En los primeros siglos del cristianismo un anónimo autor escribió la Carta a Diogneto como yo ahora escribo estas líneas. Esperanzado y alegre por todo lo que bullía a su alrededor, aquel desconocido escriba anotó que «Dios estableció a los cristianos en un puesto tan grande que no les está permitido desertar». La grandeza de los suyos le exhortó a echar para adelante y uno podría pensar que algo parecido ha pasado con Sánchez y los octogenarios. Sus pírricas movilizaciones le han conmovido. Yo lo entiendo.
El autor de la epístola protocristiana definió en algunos pocos capítulos el programa de vida que debía guiar a los seguidores de Cristo y algunos de nosotros aún pensamos que la fórmula sirve para nuestros días. Dos eran entonces los principios de la caballería cristiana: la deserción no está permitida; la esperanza es obligatoria. La carta dio mil vueltas y sufrió modificaciones, acaso intencionadas, pero en estos siglos no ha perdido un ápice de su esencia. Esperanza y permanencia, pleonasmo en último término, todavía han de guiar nuestros pasos.
Con estos mimbres hoy no puedo estar más contento. Algo mejor que la esperanza en la alegría resulta la esperanza en la desidia y por eso me veo obligado a brindar por nuestro tiempo. Mejor que la permanencia en épocas de bonanza resulta la terquedad, noble virtud, en una época abocada a la deserción. Me descubro levantando la copa y los corazones porque nuestra época nos está regalando el contexto más favorable para cumplir nuestra misión. ¡Para que sobreabunde la Gracia antes tiene que abundar el pecado! Algo así escribió Fabrice Hadjadj, que anda estos días por Madrid, en La suerte de haber nacido en nuestro tiempo.
Abrazar la contrariedad, sin embargo, no significa abrazar únicamente la contrariedad. Yo con Hadjadj estoy de acuerdo en todo y confío que el tribunal que juzgue mi trabajo final de grado también lo esté (mando desde aquí un saludo a uno de ellos). Pero quiero dar un paso más. Vivir sonriendo frente a la desidia de nuestro tiempo, sabiendo que el terreno rico en estiércol es el propenso para florecer, no me impide admirar los jardines. Y por eso hoy celebro esta primavera de La Iberia, que este mes de mayo se convertirá en un Edén.

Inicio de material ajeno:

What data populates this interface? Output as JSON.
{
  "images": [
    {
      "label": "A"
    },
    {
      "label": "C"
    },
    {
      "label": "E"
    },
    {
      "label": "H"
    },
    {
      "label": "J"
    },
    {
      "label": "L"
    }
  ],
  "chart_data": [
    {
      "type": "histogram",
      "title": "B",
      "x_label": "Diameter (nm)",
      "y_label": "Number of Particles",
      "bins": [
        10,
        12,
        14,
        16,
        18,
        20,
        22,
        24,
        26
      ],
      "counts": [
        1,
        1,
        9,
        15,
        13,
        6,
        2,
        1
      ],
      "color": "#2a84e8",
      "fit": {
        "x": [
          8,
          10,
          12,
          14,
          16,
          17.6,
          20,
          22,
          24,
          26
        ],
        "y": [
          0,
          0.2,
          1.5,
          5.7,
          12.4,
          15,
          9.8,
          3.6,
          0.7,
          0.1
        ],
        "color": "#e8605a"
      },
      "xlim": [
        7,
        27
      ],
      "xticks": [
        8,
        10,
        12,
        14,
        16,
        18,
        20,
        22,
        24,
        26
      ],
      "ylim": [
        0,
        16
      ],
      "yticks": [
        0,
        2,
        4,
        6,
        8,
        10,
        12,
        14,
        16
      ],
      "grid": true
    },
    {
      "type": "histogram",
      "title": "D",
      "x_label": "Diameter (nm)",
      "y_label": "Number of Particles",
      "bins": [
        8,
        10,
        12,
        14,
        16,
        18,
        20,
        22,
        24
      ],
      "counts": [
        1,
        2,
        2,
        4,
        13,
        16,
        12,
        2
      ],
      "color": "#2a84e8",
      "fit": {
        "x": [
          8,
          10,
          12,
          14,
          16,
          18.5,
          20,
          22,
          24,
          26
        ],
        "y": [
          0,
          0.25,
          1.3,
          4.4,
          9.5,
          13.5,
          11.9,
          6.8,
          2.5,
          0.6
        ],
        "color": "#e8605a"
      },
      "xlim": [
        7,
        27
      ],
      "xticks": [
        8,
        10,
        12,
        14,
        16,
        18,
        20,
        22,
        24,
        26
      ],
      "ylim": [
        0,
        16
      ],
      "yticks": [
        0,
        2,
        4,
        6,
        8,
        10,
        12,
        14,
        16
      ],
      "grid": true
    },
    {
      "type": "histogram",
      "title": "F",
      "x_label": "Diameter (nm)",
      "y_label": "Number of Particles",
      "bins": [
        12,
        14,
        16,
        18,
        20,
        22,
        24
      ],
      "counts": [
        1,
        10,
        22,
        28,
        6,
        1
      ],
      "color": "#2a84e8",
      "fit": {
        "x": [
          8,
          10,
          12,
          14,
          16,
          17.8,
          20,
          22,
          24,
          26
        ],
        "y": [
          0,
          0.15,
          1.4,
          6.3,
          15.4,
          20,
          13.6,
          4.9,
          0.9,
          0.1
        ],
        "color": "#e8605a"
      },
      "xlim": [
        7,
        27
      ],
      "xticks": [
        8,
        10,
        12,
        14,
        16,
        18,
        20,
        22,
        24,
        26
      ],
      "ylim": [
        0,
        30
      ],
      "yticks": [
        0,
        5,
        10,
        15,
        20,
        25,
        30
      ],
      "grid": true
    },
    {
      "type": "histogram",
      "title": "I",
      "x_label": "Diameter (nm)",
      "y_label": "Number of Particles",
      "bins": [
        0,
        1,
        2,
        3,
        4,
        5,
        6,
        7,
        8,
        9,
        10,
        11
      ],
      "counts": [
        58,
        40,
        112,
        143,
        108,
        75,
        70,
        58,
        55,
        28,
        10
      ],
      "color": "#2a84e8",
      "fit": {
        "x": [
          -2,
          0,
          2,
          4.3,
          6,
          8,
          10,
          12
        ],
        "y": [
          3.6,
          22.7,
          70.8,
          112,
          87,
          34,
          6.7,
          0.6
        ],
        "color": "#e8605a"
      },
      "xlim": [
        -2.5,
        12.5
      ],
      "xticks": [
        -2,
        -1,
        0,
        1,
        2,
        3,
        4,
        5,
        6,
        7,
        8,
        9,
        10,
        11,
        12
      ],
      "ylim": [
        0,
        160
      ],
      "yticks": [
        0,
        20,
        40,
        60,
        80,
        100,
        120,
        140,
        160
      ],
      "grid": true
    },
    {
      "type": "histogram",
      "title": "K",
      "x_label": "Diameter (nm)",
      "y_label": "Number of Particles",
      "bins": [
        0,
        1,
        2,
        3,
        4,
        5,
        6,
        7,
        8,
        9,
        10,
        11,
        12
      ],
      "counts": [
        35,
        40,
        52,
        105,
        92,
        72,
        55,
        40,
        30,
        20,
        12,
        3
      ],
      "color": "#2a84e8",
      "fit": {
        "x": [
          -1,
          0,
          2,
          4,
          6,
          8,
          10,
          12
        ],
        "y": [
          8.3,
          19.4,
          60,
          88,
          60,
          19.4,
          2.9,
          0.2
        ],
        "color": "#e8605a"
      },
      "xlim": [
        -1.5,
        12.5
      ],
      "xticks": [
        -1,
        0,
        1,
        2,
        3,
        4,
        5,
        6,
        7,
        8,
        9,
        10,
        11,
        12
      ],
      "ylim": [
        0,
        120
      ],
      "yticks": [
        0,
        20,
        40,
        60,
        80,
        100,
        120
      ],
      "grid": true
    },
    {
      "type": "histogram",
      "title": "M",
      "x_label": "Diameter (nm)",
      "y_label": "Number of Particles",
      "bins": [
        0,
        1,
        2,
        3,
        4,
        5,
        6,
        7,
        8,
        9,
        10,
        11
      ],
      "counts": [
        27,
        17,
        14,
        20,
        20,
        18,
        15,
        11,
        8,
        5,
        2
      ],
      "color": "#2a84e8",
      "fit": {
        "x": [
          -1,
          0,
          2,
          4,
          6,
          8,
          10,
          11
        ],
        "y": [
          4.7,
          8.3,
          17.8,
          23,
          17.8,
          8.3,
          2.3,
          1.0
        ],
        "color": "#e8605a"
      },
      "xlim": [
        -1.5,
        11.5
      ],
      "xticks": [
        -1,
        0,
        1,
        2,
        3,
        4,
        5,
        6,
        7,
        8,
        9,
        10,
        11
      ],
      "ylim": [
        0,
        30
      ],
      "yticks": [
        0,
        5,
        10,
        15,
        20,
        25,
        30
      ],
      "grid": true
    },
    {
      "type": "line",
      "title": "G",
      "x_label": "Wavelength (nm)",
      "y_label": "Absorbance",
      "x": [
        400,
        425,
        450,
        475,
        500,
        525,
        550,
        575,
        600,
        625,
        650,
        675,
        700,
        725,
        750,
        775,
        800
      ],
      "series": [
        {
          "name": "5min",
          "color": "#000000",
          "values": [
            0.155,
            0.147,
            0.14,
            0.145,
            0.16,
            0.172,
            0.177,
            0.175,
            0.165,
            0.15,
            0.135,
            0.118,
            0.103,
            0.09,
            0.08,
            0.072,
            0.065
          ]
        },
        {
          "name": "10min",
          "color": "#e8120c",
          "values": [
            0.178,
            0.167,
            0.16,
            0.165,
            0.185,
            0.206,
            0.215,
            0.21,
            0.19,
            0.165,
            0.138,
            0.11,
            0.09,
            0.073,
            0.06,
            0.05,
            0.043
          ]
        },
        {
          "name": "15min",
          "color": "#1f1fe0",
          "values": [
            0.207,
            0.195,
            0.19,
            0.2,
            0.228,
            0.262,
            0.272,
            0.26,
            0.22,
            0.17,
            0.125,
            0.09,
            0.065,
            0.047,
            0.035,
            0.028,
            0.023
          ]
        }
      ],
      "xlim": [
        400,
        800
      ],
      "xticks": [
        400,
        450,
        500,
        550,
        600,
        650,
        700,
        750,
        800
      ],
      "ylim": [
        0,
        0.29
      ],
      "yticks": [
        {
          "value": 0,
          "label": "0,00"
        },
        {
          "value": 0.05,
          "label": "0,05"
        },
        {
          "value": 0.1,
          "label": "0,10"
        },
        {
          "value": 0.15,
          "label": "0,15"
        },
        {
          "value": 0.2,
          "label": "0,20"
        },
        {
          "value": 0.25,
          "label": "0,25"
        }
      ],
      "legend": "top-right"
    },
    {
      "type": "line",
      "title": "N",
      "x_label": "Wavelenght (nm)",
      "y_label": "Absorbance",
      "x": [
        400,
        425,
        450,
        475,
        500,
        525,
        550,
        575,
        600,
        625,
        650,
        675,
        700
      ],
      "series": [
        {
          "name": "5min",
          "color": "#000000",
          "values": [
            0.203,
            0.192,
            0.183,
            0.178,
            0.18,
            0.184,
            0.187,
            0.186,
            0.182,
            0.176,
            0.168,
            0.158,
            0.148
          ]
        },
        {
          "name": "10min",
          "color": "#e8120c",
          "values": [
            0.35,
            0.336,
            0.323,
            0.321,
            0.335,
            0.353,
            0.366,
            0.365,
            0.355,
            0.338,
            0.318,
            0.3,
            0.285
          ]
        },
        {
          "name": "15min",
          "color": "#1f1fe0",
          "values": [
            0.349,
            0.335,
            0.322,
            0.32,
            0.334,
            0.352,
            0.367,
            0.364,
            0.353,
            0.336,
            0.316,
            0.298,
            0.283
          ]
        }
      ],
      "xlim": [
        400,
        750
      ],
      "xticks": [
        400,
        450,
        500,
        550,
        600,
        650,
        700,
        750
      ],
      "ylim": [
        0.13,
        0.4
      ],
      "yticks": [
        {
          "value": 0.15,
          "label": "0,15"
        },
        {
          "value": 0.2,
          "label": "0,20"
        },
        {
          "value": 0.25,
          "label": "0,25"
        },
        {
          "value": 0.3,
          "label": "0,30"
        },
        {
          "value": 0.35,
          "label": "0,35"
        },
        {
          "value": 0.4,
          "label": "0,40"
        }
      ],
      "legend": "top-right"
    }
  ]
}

La Iberia ha sido durante años la revista de cabecera para muchos de nuestro lado y otros tantos del otro. Una web de referencia en la que el lector siempre ha encontrado algarabía e ideas, que de eso se trata. Con una libertad casi total, que es la que concede Dios a sus hijos, en estas páginas se han escrito textos que algún día encontraremos en la biblioteca del cielo. Porque las bibliotecas existen y el cielo también… ¡Y qué mejor las unas al lado del otro! La cercanía de ambas, precisamente, me recordó hace unos meses aquel binomio de Diogneto: la deserción está prohibida; la esperanza es obligatoria.
Ahora que el mundo parece reacio a la Gracia, ahora que el campo está lleno de estiércol, nos lanzamos a retomar esta empresa, con la inconsciencia de don Quijote y la tranquilidad de Sancho. No puedo no estar alegre porque me veo partícipe de un tiempo estupendo. ¡Y qué suerte, en efecto, haber nacido en esta época! A las contrariedades del enemigo se suma la mirada cómplice de tantos amigos, que este mes de mayo desfilarán por esta página aventurando lo mejor (en palabras de Sostres): que aún existe la civilización fundamental en que los distintos se enseñan, se mejoran y saben que el debate aseado y libre sirve para descorchar botellas de vino y beberlas a la salud de la inteligencia y no para usarlas de arma arrojadiza. Comencemos a descorchar.